All detention orders and representations made by the detained person(s) must be placed before an advisory board within four weeks from the date of the detention order. This advisory board is a government-appointed three-member body, which is composed of high court judges or individuals qualified to be judges of a high court. The advisory board is responsible for reviewing the detention order, representation by the detained person, and any other information it considers necessary, to determine whether or not there is sufficient cause for the detention of the person
Period of detention
Initially, before the 2011 amendments to the Act, the government could detain any person above the age of 16, without a trial, for two years. But after the amendment, the minimum age required for detention was raised from 16 to 18 years. The new amendments also reduced the maximum detention period from one year to three months — in case of public disorder from two years to six months in cases where the security of the State is involved. However, there is a provision for revision and the detention period can be extended to one year and two years respectively.
A detained person can make a representation to the government within 10 days of his detention. The government can then confirm or modify the order within 21 days of the making of the representation.
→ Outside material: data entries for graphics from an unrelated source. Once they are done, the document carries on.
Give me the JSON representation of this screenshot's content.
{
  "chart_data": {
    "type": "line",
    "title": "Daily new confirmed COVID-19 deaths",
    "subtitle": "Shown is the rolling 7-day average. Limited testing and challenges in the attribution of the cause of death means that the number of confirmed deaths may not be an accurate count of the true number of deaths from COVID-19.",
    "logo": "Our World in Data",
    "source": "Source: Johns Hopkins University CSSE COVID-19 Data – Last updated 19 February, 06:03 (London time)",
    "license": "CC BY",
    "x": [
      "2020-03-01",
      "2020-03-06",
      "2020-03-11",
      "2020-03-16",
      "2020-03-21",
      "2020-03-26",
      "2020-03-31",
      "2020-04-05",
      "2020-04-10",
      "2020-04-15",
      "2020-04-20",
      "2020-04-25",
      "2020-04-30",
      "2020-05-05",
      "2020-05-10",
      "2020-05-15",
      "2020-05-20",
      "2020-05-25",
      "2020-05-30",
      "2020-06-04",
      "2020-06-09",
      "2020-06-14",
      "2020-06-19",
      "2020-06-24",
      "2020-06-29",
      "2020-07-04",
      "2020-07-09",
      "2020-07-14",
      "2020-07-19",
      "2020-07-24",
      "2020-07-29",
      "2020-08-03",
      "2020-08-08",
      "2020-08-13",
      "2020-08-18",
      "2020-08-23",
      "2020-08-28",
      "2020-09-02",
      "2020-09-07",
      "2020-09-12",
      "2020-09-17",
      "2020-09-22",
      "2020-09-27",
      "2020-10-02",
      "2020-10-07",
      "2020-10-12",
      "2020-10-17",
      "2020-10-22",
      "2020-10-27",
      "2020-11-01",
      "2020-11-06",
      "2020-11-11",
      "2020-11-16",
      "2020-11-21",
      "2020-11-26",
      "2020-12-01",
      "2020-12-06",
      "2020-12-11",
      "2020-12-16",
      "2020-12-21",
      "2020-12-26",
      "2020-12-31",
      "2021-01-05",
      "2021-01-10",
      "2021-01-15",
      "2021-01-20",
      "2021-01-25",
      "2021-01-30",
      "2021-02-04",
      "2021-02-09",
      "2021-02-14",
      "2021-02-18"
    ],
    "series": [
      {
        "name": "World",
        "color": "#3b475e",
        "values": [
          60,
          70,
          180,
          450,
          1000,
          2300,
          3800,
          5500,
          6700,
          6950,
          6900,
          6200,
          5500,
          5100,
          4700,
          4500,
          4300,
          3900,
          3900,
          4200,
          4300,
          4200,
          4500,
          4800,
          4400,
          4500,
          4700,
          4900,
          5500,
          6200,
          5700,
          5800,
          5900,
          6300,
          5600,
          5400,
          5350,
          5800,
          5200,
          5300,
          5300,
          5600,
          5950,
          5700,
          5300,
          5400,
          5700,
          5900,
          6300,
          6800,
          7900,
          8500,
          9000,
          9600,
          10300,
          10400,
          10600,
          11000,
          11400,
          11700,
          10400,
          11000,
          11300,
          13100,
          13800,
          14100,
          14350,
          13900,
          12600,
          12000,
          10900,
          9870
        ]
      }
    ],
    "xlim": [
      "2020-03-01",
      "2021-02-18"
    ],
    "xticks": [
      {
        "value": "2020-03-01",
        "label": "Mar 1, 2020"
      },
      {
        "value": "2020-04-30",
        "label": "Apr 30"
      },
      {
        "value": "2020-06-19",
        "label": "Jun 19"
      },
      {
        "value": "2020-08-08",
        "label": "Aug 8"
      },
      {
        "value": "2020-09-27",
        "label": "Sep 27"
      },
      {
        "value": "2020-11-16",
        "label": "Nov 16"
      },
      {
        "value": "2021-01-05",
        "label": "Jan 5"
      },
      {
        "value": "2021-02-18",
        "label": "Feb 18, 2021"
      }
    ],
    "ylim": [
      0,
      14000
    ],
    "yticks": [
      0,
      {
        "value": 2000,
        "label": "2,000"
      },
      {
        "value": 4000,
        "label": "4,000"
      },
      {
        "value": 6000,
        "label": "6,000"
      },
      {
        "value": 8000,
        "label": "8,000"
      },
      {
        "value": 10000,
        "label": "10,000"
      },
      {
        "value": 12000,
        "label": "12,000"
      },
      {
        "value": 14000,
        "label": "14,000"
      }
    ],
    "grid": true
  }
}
In case the government rejects the representation, the person can approach the high court within two months.
Arrests made so far under this Act
Though no official statistics have been published, Amnesty International estimates that there have been some 20,000 arrests under the Act since 1978. Through March 2016 to August 2017 — the period of the large-scale uprising sparked off by the killing of Hizbul Mujahideen commander Burhan Wani — there were over 1,000 arrests under the PSA.
However, global human rights organisations such as Commonwealth Human Rights Initiative (CHRI) and Amnesty International have reported that responses by various government authorities to applications filed under the Right to Information (RTI) Act, 2005 suggest that no provisions have so far been framed to lay down procedures for the implementation of the provisions of the PSA. Peoples Democratic Party chief Mehbooba Mufti has told the state Assembly in 2018 that 525 people had been detained under the PSA in 2016, and 201 in 2017.
In the aftermath of Burhan Wani's death in July 2016, hundreds of people in the Valley were detained under PSA. In August 2018, the Act was amended again that allows individuals from outside the state of Jammu and Kashmir to be detained under the PSA as well.